Changes afoot for low-carbon fuel standard 

Source: Debra Kahn, E&E reporter • Posted: Tuesday, January 6, 2015

California is considering an array of changes to its pioneering carbon standard for transportation fuels.

The California Air Resources Board (ARB) released an updated version of its low-carbon fuel standard (LCFS) Tuesday that envisions extending the policy through 2030 and would also ease the current annual carbon reduction targets for fuel suppliers.

The standard, in place since 2009, is intended to reduce the carbon content of fuels by 10 percent by 2020. Fuel producers and importers have to either adjust the blend of fuels they offer to reach the target or buy emissions credits in a state-created system. In addition to California, Oregon and Washington state are considering similar policies (ClimateWire, Nov. 20, 2014).

ARB’s proposal would keep the existing target of a 10 percent emissions reduction by 2020 but would ease interim targets in earlier years in favor of steeper reductions in later years. Rather than achieving a 3.5 percent reduction by 2016, for example, producers would only have to cut their emissions 2 percent. From 2018 to 2020, they would have to achieve a 5 percent reduction.

To prevent price spikes, ARB is also proposing a credit price ceiling of $200 per metric ton of emissions. Credits are currently selling for about $26 per ton, according to state figures.

“A cost containment provision that allows regulated parties to achieve compliance at a pre-determined maximum price will prevent a low-probability, but potentially high-impact, credit shortfall that would make future compliance more expensive than anticipated, and will, thus, protect regulated parties and consumers from fuel price spikes,” staff wrote in their report accompanying the proposed changes.

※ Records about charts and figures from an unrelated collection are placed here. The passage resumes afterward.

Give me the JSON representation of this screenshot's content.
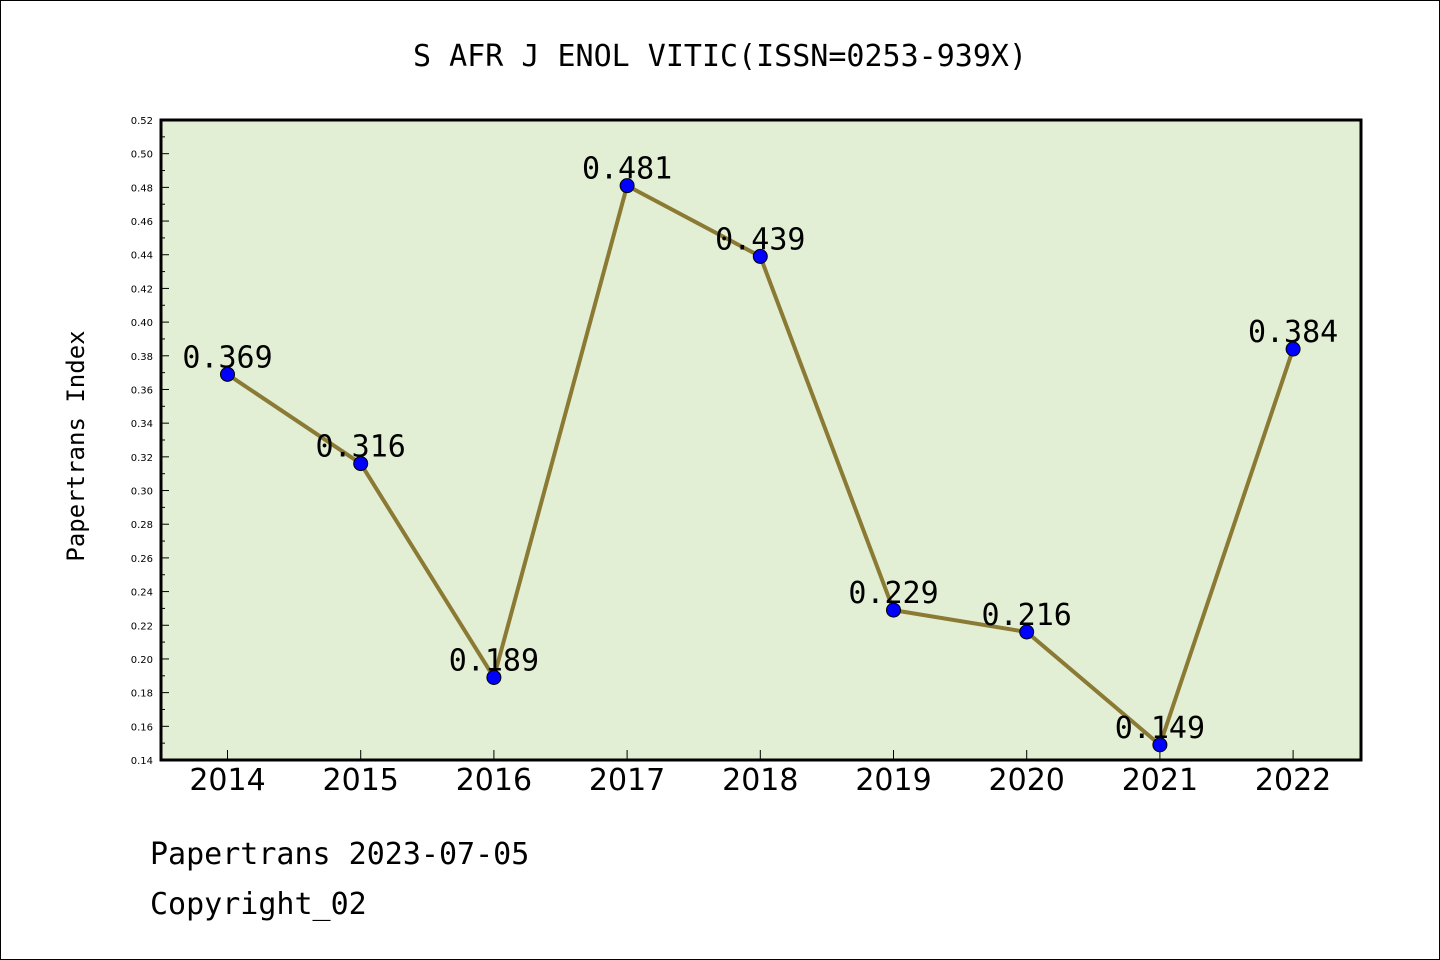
{
  "chart_data": {
    "type": "line",
    "title": "S AFR J ENOL VITIC(ISSN=0253-939X)",
    "xlabel": "",
    "ylabel": "Papertrans Index",
    "categories": [
      "2014",
      "2015",
      "2016",
      "2017",
      "2018",
      "2019",
      "2020",
      "2021",
      "2022"
    ],
    "values": [
      0.369,
      0.316,
      0.189,
      0.481,
      0.439,
      0.229,
      0.216,
      0.149,
      0.384
    ],
    "data_labels": [
      "0.369",
      "0.316",
      "0.189",
      "0.481",
      "0.439",
      "0.229",
      "0.216",
      "0.149",
      "0.384"
    ],
    "ylim": [
      0.14,
      0.52
    ],
    "yticks": [
      "0.14",
      "0.16",
      "0.18",
      "0.20",
      "0.22",
      "0.24",
      "0.26",
      "0.28",
      "0.30",
      "0.32",
      "0.34",
      "0.36",
      "0.38",
      "0.40",
      "0.42",
      "0.44",
      "0.46",
      "0.48",
      "0.50",
      "0.52"
    ],
    "grid": false,
    "colors": {
      "plot_background": "#e2efd4",
      "line": "#8b7a34",
      "marker": "#0000ff"
    }
  },
  "footer": {
    "line1": "Papertrans 2023-07-05",
    "line2": "Copyright_02"
  }
}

The question of fuel price spikes has been top of regulators’ minds lately, as California expands its cap-and-trade program this month to include transportation fuels, in addition to stationary emissions sources like manufacturers and utilities.

Oil-company-backed groups are warning that the cost of emissions permits will cause gasoline prices to shoot up, while elected officials and green groups are pushing back, touting the economic benefits of the state’s climate policies (ClimateWire, Dec. 16, 2014).

State proposes revising land-use effects

The proposed LCFS rule would also revise a controversial method of ranking fuels’ carbon emissions. ARB assigns higher carbon scores to plant-based fuels to reflect their displacement of food and other crops, an effect known as “indirect land-use change.”

ARB is proposing to adjust existing scores or assign new ones for six biofuels: corn, sorghum and sugar cane ethanol; and soy, canola and palm biodiesel. Palm-based biodiesel fares the worst, with an emissions penalty of 71.4 grams of CO2 per megajoule of energy. Soy- and canola-based biodiesel fare better, with scores of 29.1 and 14.5 g/MJ, respectively.

Sugar cane ethanol has the least impact of the biofuels, with a score of 11.8 g/MJ, far below its initial 2009 score of 46 g/MJ. Corn ethanol, as well, would see its score improve from 30 g/mJ to 19.8 g/MJ. The changes reflect updated modeling that shows ethanol has less of an effect on land conversions elsewhere than previously thought.

ARB is readopting the policy in part because of a court ruling in 2013. The California Court of Appeal ruled in favor of a suit brought by ethanol producer Poet LLC that argued that ARB improperly completed its rulemaking before finishing a state-mandated analysis of the program’s environmental effects (ClimateWire, April 4, 2013).

A separate suit from oil refiners and corn ethanol producers, citing the rule’s effect on out-of-state fuel suppliers, is still pending in the Eastern District of California, where it was remanded after the Supreme Court declined to take the case (Greenwire, June 30, 2014).

The proposal will be up for an initial vote at ARB’s Feb. 19 board meeting in Sacramento and is open for public comments through Feb. 17. If approved, the changes would take effect starting January 2016, according to ARB staff.